USD/JPY's rebound fell just short of the 156.00 level on Tuesday, while pull backs to 155.00 were supported in US trade. We track near 155.50/55 in early Wednesday dealings, having lost 0.65% for Tuesday trade. At the margin, yen was the worst performer in the G10 space (closely followed by the AUD, down 0.60%). All the majors fell against the USD, with the DXY up 0.50%, BBDXY gaining 0.30%.
- From a technical standpoint, the primary trend condition in USDJPY remains bullish, however, Monday’s move down highlights a stronger short-term bear cycle. The pair has breached two important support points; 155.12, the 50-day EMA, and 155.13, a trendline drawn from the Sep 16 ‘24 high. This opens 152.55, a Fibonacci retracement point. Initial firm resistance has been defined at 156.75, the Jan 23 high.
- Broader USD sentiment stabilized as the Tuesday session unfolded, with APAC gains from yesterday largely fueled by on-going Trump tariff threats. US equity sentiment was better on Tuesday, recouping some of Monday's AI competition related losses. This may have weighed on yen at the margins, but yen crosses didn't see significant upside.

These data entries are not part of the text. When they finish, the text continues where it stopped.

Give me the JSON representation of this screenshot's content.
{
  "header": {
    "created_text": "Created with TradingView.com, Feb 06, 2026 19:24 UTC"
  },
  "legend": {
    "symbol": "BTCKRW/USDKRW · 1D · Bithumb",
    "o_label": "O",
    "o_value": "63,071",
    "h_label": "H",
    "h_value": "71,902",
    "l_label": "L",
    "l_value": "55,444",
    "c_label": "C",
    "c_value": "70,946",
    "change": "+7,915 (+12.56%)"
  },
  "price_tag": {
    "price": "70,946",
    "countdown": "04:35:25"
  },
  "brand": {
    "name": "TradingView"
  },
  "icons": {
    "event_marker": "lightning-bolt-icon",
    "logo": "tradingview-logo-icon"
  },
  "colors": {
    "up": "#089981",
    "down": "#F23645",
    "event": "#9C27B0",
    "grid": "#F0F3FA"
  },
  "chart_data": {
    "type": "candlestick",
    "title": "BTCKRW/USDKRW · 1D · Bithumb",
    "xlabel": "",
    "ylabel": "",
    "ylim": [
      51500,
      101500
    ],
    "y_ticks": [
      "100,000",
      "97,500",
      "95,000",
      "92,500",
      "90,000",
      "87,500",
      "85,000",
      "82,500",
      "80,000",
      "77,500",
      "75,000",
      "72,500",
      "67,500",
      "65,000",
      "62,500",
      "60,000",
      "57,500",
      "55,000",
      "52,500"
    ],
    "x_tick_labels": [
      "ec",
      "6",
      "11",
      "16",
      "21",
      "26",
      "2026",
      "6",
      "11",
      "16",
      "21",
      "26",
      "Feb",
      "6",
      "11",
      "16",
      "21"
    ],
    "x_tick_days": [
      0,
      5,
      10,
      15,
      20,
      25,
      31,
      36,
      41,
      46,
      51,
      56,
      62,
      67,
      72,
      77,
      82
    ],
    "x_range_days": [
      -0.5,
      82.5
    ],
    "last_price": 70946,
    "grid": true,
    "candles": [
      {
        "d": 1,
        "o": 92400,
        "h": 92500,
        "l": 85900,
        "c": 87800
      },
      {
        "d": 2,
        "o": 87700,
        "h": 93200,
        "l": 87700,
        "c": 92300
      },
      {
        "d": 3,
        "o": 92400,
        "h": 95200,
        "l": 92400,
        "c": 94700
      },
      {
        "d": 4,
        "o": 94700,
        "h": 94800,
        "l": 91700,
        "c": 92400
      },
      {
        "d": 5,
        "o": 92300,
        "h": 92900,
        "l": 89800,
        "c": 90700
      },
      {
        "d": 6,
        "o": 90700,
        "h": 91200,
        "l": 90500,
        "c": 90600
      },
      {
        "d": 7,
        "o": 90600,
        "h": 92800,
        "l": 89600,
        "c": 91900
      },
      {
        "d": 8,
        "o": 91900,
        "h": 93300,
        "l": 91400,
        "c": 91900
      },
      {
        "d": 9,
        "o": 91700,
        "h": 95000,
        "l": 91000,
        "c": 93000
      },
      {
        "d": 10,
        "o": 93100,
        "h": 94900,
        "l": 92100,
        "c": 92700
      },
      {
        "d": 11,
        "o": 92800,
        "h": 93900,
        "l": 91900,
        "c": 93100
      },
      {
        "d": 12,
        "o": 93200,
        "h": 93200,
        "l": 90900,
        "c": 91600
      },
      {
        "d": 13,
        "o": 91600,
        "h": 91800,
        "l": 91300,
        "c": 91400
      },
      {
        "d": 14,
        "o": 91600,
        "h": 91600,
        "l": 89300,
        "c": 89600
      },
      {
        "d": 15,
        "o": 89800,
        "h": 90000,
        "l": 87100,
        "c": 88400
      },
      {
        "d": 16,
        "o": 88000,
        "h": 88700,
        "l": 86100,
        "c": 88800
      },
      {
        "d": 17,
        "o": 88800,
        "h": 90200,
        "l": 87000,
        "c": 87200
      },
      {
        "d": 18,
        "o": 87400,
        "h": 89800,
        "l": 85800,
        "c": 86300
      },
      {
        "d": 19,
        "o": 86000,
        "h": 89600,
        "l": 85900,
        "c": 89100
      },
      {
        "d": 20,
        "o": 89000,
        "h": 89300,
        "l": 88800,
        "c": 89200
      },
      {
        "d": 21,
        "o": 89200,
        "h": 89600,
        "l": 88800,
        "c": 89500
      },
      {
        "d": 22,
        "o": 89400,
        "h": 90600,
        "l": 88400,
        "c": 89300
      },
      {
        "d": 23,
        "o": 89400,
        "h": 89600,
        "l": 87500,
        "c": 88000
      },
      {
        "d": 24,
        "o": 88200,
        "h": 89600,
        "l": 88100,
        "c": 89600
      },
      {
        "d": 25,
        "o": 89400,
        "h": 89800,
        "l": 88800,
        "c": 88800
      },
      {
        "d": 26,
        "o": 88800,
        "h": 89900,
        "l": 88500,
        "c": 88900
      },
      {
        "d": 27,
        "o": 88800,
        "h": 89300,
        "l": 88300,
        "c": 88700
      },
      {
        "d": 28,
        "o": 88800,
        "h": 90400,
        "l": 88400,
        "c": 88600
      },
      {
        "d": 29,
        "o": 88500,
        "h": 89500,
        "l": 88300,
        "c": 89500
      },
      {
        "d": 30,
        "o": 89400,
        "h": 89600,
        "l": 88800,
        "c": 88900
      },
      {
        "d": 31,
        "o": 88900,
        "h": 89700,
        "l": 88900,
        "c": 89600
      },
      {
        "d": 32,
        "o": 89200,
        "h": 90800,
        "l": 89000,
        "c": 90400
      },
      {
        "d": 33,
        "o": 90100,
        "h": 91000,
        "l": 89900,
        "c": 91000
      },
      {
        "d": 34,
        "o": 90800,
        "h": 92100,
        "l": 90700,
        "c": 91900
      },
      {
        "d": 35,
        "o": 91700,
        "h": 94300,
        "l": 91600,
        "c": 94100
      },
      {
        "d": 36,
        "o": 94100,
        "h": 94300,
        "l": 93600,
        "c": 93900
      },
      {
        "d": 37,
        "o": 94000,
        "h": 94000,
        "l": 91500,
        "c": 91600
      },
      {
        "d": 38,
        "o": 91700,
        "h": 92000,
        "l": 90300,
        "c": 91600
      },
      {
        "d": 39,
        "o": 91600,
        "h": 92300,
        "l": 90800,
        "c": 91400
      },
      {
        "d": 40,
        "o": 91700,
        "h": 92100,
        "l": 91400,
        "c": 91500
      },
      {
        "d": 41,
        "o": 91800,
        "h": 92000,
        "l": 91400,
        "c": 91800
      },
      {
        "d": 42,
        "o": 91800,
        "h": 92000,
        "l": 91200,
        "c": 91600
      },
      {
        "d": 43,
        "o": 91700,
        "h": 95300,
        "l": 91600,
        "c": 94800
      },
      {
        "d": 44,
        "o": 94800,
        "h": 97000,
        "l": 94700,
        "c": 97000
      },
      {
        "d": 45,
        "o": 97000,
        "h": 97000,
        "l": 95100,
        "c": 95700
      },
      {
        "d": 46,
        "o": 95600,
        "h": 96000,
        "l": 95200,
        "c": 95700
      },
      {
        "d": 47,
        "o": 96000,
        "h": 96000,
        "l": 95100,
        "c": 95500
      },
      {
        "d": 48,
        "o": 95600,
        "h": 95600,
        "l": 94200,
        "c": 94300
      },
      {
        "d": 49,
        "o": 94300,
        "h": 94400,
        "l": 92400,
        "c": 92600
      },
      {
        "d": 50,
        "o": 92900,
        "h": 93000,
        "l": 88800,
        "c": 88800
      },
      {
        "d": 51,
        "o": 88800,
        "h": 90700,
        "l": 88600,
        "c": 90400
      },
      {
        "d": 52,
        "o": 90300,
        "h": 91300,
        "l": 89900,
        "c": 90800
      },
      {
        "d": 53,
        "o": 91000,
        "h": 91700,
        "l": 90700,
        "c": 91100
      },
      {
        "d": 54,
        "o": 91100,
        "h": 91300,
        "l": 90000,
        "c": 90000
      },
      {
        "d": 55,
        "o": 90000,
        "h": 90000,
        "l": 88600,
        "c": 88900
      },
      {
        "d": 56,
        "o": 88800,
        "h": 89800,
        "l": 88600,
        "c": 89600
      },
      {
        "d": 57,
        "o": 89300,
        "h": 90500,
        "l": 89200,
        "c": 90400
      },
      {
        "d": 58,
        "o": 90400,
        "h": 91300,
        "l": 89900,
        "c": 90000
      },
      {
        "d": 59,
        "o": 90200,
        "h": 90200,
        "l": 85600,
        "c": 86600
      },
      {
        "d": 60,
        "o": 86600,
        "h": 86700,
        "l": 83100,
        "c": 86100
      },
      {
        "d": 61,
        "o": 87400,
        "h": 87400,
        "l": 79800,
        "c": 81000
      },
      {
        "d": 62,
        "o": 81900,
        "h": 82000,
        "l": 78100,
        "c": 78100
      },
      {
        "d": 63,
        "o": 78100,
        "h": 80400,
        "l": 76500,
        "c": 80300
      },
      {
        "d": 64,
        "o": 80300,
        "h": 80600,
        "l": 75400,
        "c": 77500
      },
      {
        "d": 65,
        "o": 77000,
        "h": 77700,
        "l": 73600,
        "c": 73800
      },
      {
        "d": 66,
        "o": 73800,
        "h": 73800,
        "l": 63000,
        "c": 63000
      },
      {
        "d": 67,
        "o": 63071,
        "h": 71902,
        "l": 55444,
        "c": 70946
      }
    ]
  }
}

- US yields were close to unchanged as the markets await the FOMC decision due later US time on Wednesday. US-JP yield differentials are still suggesting upside USD/JPY pressures will be capped, with spreads for 2yr and 10yr differentials around multi week lows.
- Today locally we have Jan consumer confidence, along with the minutes from the BoJ board meeting in December.
- In the option expiry space, note the following for NY cuts later today: Y154.00($627mln), Y154.75($700mln), Y155.00($1.4bln), Y156.00($544mln).